How to Pick the Best Baby Back Ribs for the Pellet Grill
Although having the right wood pellet smoker grill and a great traditional baby back ribs recipe on hand matter, so does the cut of ribs you choose.
Our pitmaster recipe recommends that you opt for St. Louis-style spareribs if possible. They tend to have a consistency that works quite well on the smoker. Plus, they cook fairly evenly, which you and your hungry guests will appreciate.
When choosing baby back ribs for your pellet grill, select ones with a balanced level of marbling. Marbling simply means fat interlaced with meat. When you cook your traditional baby back ribs low ‘n slow, the fat will help break down and naturally tenderize the meat. Of course, you want to avoid a totally fatty set of ribs with far too little meat.
If you can find whole slabs of St. Louis-style baby back ribs, go for them. Whole slabs have not been cut in half by your butcher. They allow you to complete an entire rack of ribs at once. Besides, showing off a huge, long slab of baby back ribs makes you look like jungle royalty.

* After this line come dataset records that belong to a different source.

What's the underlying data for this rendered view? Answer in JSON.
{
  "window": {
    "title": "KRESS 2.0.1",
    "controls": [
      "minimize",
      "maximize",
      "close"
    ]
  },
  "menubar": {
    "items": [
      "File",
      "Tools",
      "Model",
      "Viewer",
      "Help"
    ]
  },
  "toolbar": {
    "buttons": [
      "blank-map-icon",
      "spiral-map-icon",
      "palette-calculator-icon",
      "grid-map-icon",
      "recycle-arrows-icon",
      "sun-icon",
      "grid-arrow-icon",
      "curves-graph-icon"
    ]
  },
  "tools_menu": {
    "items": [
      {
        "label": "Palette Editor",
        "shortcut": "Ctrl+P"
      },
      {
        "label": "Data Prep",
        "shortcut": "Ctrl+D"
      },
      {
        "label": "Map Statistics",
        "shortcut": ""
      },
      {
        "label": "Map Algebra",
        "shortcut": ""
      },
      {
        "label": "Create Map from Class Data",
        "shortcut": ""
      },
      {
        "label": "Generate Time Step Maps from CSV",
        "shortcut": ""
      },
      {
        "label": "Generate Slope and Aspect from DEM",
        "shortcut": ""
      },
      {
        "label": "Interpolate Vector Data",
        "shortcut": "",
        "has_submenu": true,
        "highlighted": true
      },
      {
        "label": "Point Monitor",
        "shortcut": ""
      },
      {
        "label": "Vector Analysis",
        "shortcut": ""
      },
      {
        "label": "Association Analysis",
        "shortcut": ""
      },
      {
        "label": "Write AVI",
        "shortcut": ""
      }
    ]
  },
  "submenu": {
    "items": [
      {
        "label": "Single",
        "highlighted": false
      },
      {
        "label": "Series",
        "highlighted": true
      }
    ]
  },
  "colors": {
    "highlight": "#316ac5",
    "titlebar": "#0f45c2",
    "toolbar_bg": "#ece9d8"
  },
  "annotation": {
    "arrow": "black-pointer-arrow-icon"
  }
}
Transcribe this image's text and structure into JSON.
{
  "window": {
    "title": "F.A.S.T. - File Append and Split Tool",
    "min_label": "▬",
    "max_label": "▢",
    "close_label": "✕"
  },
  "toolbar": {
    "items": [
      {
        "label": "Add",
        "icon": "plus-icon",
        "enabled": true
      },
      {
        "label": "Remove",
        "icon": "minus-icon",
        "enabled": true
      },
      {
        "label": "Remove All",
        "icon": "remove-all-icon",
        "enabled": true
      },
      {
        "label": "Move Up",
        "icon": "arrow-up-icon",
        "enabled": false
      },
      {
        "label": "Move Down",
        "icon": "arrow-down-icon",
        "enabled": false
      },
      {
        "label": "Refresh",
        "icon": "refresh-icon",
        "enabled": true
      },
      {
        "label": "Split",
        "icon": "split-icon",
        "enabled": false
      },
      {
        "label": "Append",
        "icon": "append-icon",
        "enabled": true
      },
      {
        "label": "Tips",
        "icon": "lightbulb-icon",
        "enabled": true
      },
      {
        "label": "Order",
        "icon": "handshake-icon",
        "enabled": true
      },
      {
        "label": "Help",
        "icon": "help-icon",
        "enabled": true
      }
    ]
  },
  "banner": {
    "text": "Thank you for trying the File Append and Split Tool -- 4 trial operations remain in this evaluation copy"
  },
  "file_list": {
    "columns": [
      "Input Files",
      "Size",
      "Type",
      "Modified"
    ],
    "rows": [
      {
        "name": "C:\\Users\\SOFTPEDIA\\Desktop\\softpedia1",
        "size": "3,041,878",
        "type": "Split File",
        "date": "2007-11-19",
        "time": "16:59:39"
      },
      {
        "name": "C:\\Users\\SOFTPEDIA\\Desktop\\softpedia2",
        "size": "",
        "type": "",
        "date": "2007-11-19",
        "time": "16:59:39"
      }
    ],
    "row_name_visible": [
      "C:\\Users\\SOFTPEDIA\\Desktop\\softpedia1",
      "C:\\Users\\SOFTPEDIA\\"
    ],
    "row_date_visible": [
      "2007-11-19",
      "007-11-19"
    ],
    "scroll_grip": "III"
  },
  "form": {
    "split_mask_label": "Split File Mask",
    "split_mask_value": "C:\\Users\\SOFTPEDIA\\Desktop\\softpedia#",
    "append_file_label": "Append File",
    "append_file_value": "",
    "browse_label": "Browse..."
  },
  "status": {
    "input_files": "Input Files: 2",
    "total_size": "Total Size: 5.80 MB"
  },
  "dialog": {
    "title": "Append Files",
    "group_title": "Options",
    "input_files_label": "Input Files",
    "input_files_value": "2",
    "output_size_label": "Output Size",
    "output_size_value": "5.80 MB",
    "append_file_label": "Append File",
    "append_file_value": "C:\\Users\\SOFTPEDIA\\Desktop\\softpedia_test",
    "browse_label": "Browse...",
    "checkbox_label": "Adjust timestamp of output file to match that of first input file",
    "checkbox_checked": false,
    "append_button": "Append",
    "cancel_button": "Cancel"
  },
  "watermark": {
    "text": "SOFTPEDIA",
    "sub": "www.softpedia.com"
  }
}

Finally, take a “no bones about it” approach. That is, pick ribs with lots of meat and fat covering the bone. Exposed bones will start to fall out and cause your cooking to happen non-uniformly. That can mess up your cooking times and cost you some of your savory ribs.
Preparing Your Smoker Grill to Smoke Baby Back Ribs
Before tossing your ready-to-go ribs on your Silverbac or other Grilla Grills smoker, do yourself a favor and clean it well. Make sure those grates are shining and tidy. The less built-up muck from other smokes, the better.
Because cooking ribs on the grill can get a little messy with drips, either add a drip pan or cover the bottom of the smoker grill with something to catch the juices. Believe us when we say you will be happy you took a few additional steps. Easy scrubbing afterwards means you can enjoy the bounty!